De acordo com a entidade, a deterioração argentina foi uma das mais expressivas observadas neste ano e contribuiu diretamente para o pior desempenho já registrado pelas Américas desde o início da série histórica do índice, em 2014.
O estudo avalia 151 países com base em 97 indicadores construídos a partir das convenções e da jurisprudência da Organização Internacional do Trabalho (OIT).
Argentina registra uma das maiores quedas do levantamento
Segundo a CSI, a Argentina saiu da categoria 3 para a categoria 5 em apenas dois anos, movimento considerado incomum dentro da série histórica.
A entidade afirma que o ambiente para trabalhadores e sindicatos se tornou mais restritivo e cita mudanças relacionadas à segurança pública, controle de manifestações e dificuldades para exercício de direitos coletivos.
Entre os episódios destacados está a greve geral realizada em fevereiro contra propostas de reforma trabalhista do governo do presidente Javier Milei.
Na ocasião, paralisações afetaram parte da atividade econômica e mobilizações levaram milhares de pessoas às ruas de Buenos Aires. Os protestos terminaram em confrontos com forças policiais nas proximidades do Congresso argentino.
Para a confederação, a piora não significa ausência total de legislação trabalhista, mas dificuldades na aplicação prática e proteção efetiva desses direitos.

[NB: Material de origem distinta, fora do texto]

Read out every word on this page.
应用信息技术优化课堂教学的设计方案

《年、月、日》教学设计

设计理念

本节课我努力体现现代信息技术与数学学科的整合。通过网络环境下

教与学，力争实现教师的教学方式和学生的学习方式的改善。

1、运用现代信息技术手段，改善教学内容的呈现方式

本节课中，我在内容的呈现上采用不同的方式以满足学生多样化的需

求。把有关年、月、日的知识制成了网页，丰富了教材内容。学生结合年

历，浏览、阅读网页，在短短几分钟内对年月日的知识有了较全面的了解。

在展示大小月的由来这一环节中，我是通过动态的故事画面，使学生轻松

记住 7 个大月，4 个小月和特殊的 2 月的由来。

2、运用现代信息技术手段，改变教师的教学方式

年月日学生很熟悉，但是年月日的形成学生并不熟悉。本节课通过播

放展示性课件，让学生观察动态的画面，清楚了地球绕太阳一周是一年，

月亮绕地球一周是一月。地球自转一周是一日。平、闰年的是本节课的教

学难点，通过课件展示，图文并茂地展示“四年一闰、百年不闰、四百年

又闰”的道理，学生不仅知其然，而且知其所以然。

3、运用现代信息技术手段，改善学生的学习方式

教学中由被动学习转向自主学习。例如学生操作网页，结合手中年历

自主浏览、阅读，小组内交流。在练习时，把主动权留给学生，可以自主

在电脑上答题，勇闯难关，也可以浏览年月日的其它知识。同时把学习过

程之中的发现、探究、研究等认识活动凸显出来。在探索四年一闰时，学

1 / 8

Veja os dez países com piores condições para trabalhadores em 2026
Segundo o Índice Global de Direitos 2026, os países enquadrados na categoria mais crítica foram:
- Argentina
- Belarus
- Equador
- Egito
- Essuatíni
- Mianmar
- Nigéria
- Panamá
- Tunísia
- Turquia
No caso do Panamá, o relatório aponta obstáculos ao exercício de direitos sindicais e dificuldades atribuídas tanto a empregadores quanto ao Estado.
Já o Equador foi citado por mudanças legislativas aprovadas em 2025 que ampliaram mecanismos de monitoramento e coleta de dados em determinadas situações.
Brasil permanece em grupo intermediário; Uruguai é destaque positivo
O Brasil apareceu na categoria 4 do índice, classificação atribuída a países com violações sistemáticas de direitos trabalhistas.
No mesmo grupo estão países como Costa Rica, El Salvador, Peru e Trinidad e Tobago. Já México, Chile, Paraguai e Bolívia ficaram na categoria 3.
Entre os latino-americanos, o principal destaque foi o Uruguai, único da região a alcançar a categoria 1, reservada aos países com apenas violações esporádicas dos direitos dos trabalhadores.